Dáil debates

Wednesday, 13 July 2022

Protected Disclosures (Amendment) Bill 2022: From the Seanad

 

4:20 pm

Photo of Michael McGrathMichael McGrath (Cork South Central, Fianna Fail) | Oireachtas source

I appreciate the comments of colleagues from throughout the House. I acknowledge there has been very good collaboration from all sides. The committee chaired by Deputy McGuinness did excellent work during pre-legislative scrutiny. It identified this issue. It is my view that we have gone beyond the recommendation in the pre-legislative scrutiny report on the retrospective application of the additional protections in the Bill. What we are doing is not in breach of the directive. In fact, the directive is silent on the question of the retrospective application of the protections. It does not make any such recommendation.

As I have said, my clear directive at political level to those involved in drafting the Bill and those providing legal advice was that I wanted to maximise the retrospective application of the Bill to the greatest extent possible. I set out in my initial comments on this set of amendments the various categories of people who will benefit from retrospective application of the Bill and from the additional protections that have been provided. In essence, what I am being asked to do is ignore the advice of the Attorney General and accept the advice of other legal persons. I do not call into question their competence but in the position I have the privilege of holding, it is the advice of the Attorney General that is pre-eminent on legal issues. Colleagues from across the House are aware of this.

With regard to what the advice says, I laid out much of it and its language in the remarks I made earlier. In essence, it is that providing for the burden of proof to shift during pending legal proceedings would involve a substantial interference in the administration of justice.
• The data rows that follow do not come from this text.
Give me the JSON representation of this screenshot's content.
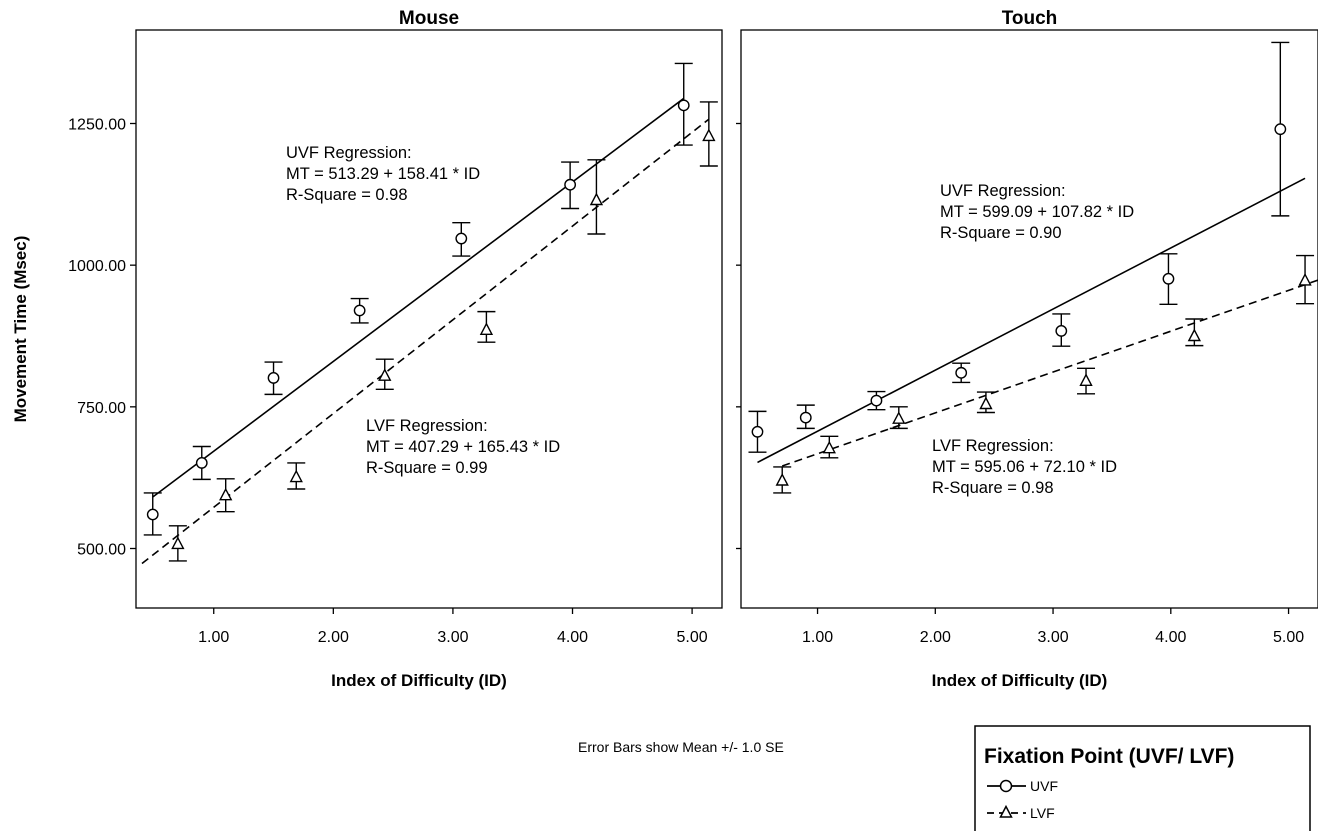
{
  "chart_data": [
    {
      "type": "scatter",
      "title": "Mouse",
      "xlabel": "Index of Difficulty (ID)",
      "ylabel": "Movement Time (Msec)",
      "xlim": [
        0.35,
        5.25
      ],
      "ylim": [
        395,
        1415
      ],
      "xticks": [
        1,
        2,
        3,
        4,
        5
      ],
      "xtick_labels": [
        "1.00",
        "2.00",
        "3.00",
        "4.00",
        "5.00"
      ],
      "yticks": [
        500,
        750,
        1000,
        1250
      ],
      "ytick_labels": [
        "500.00",
        "750.00",
        "1000.00",
        "1250.00"
      ],
      "series": [
        {
          "name": "UVF",
          "marker": "circle",
          "line": "solid",
          "x": [
            0.49,
            0.9,
            1.5,
            2.22,
            3.07,
            3.98,
            4.93
          ],
          "y": [
            560,
            651,
            801,
            920,
            1047,
            1142,
            1282
          ],
          "err_low": [
            524,
            622,
            772,
            898,
            1016,
            1100,
            1212
          ],
          "err_high": [
            598,
            680,
            829,
            941,
            1075,
            1182,
            1356
          ],
          "regression": {
            "intercept": 513.29,
            "slope": 158.41,
            "x_from": 0.49,
            "x_to": 4.93
          }
        },
        {
          "name": "LVF",
          "marker": "triangle",
          "line": "dashed",
          "x": [
            0.7,
            1.1,
            1.69,
            2.43,
            3.28,
            4.2,
            5.14
          ],
          "y": [
            508,
            594,
            626,
            805,
            886,
            1115,
            1228
          ],
          "err_low": [
            478,
            565,
            605,
            781,
            864,
            1055,
            1175
          ],
          "err_high": [
            540,
            623,
            651,
            834,
            918,
            1186,
            1288
          ],
          "regression": {
            "intercept": 407.29,
            "slope": 165.43,
            "x_from": 0.4,
            "x_to": 5.14
          }
        }
      ],
      "annotations": [
        {
          "series": "UVF",
          "lines": [
            "UVF Regression:",
            "MT = 513.29 + 158.41 * ID",
            "R-Square = 0.98"
          ]
        },
        {
          "series": "LVF",
          "lines": [
            "LVF Regression:",
            "MT = 407.29 + 165.43 * ID",
            "R-Square = 0.99"
          ]
        }
      ]
    },
    {
      "type": "scatter",
      "title": "Touch",
      "xlabel": "Index of Difficulty (ID)",
      "ylabel": "",
      "xlim": [
        0.35,
        5.25
      ],
      "ylim": [
        395,
        1415
      ],
      "xticks": [
        1,
        2,
        3,
        4,
        5
      ],
      "xtick_labels": [
        "1.00",
        "2.00",
        "3.00",
        "4.00",
        "5.00"
      ],
      "yticks": [
        500,
        750,
        1000,
        1250
      ],
      "ytick_labels": [],
      "series": [
        {
          "name": "UVF",
          "marker": "circle",
          "line": "solid",
          "x": [
            0.49,
            0.9,
            1.5,
            2.22,
            3.07,
            3.98,
            4.93
          ],
          "y": [
            706,
            731,
            761,
            810,
            884,
            976,
            1240
          ],
          "err_low": [
            670,
            712,
            745,
            793,
            857,
            931,
            1087
          ],
          "err_high": [
            742,
            753,
            777,
            827,
            914,
            1020,
            1393
          ],
          "regression": {
            "intercept": 599.09,
            "slope": 107.82,
            "x_from": 0.49,
            "x_to": 5.14
          }
        },
        {
          "name": "LVF",
          "marker": "triangle",
          "line": "dashed",
          "x": [
            0.7,
            1.1,
            1.69,
            2.43,
            3.28,
            4.2,
            5.14
          ],
          "y": [
            620,
            677,
            729,
            755,
            796,
            875,
            973
          ],
          "err_low": [
            598,
            660,
            712,
            740,
            773,
            858,
            932
          ],
          "err_high": [
            644,
            698,
            750,
            776,
            818,
            905,
            1017
          ],
          "regression": {
            "intercept": 595.06,
            "slope": 72.1,
            "x_from": 0.7,
            "x_to": 5.25
          }
        }
      ],
      "annotations": [
        {
          "series": "UVF",
          "lines": [
            "UVF Regression:",
            "MT = 599.09 + 107.82 * ID",
            "R-Square = 0.90"
          ]
        },
        {
          "series": "LVF",
          "lines": [
            "LVF Regression:",
            "MT = 595.06 + 72.10 * ID",
            "R-Square = 0.98"
          ]
        }
      ]
    }
  ],
  "footnote": "Error Bars show Mean +/- 1.0 SE",
  "legend": {
    "title": "Fixation Point (UVF/ LVF)",
    "items": [
      "UVF",
      "LVF"
    ]
  }
}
It would be liable to be unfair to litigants and to generate significant uncertainty in the conduct of litigation. This would clearly be an infringement of the right to fair procedures and would undoubtedly not stand up in the courts. The advice I have is that what we are doing is at the limits of what is permissible under Bunreacht na hÉireann and I cannot go beyond it, irrespective of what personal wish I may have as Minister. The advice is the advice. It is not advice that is on the one hand and on the other hand; it is categoric and I cannot go beyond it.